Na palestra acima, ele traz uma boa contextualização em relação a definição do tema “Gamificação” em si. A começar por uma pergunta bem básica: Quem são os gamers hoje em dia?

Segundo a Pesquisa Game Brasil (PGB), levantamento anual sobre o consumo de jogos eletrônicos em nosso país que chegou a sua 11ª edição em 2024, 73,9% das pessoas entrevistadas afirmaram ter o hábito de jogar videogames.

O crescimento é de 3,8 pontos em relação a 2023, e as mulheres são maioria. Representam 50,9% do total de jogadores.

Em termos de faixa etária, a maior concentração de gamers está entre as faixas de 35 a 39 anos (16,9%) e 30 a 34 anos (16,2%).
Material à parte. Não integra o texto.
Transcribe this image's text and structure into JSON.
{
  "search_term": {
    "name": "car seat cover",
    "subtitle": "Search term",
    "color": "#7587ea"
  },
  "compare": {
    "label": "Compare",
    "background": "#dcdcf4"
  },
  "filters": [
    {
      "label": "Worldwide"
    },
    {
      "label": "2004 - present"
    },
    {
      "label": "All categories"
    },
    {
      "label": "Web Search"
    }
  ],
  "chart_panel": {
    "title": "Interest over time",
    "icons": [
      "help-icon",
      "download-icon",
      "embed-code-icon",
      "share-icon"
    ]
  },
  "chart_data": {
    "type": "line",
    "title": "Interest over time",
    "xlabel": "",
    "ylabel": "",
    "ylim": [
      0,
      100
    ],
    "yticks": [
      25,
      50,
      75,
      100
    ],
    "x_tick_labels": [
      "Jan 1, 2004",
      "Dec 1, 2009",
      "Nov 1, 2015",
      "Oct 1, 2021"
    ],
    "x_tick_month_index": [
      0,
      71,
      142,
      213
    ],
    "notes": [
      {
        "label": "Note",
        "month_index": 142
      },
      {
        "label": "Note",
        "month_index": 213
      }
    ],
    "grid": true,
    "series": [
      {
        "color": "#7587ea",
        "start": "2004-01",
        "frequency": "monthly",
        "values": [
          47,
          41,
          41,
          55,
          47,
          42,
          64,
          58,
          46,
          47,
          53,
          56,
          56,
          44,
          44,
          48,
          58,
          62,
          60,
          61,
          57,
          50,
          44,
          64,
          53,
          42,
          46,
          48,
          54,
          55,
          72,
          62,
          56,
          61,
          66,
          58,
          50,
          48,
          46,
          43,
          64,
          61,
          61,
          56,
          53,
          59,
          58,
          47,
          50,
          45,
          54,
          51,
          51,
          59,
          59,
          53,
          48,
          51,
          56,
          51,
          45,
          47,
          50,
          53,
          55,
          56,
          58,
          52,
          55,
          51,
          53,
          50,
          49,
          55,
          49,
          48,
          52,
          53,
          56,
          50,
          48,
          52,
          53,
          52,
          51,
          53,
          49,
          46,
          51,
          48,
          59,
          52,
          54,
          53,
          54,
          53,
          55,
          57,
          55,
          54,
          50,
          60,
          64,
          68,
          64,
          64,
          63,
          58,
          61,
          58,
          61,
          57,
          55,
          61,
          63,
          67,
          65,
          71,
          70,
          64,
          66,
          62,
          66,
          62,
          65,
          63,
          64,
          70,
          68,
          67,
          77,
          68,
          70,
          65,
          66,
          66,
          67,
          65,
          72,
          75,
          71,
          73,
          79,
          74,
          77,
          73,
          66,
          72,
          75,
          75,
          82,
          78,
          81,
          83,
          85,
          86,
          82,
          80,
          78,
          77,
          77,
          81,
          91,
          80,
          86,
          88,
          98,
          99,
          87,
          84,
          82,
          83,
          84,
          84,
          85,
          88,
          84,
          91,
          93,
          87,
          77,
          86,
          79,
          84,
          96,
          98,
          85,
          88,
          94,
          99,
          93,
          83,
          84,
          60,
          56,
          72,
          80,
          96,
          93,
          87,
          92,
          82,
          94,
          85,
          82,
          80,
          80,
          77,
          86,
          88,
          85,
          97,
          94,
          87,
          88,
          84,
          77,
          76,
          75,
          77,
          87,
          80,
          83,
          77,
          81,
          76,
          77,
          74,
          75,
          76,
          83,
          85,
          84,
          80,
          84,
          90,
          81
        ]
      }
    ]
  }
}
A escolaridade mais citada foi o ensino superior completo (40,2%), seguida do ensino médio completo (31,1%).

O que isso significa, na prática? Que o brasileiro médio é um gamer. Ou seja, videogames não estão concentrados com um público infantil masculino, como o imaginário popular pode nos levar a pensar: são pessoas que buscam por entretenimento de forma geral.

Gamificação: o equívoco com as recompensas

Em um primeiro momento, podemos interpretar que a mera inclusão de alguns elementos presentes dos videogames em plataformas distintas (como um aplicativo ou site) concretize a gamificação das mesmas. Normalmente, esses elementos se tratam de Pontos, Insígnias e tabelas de classificação (Points, Badges e Leaderboards no original, ou PBL).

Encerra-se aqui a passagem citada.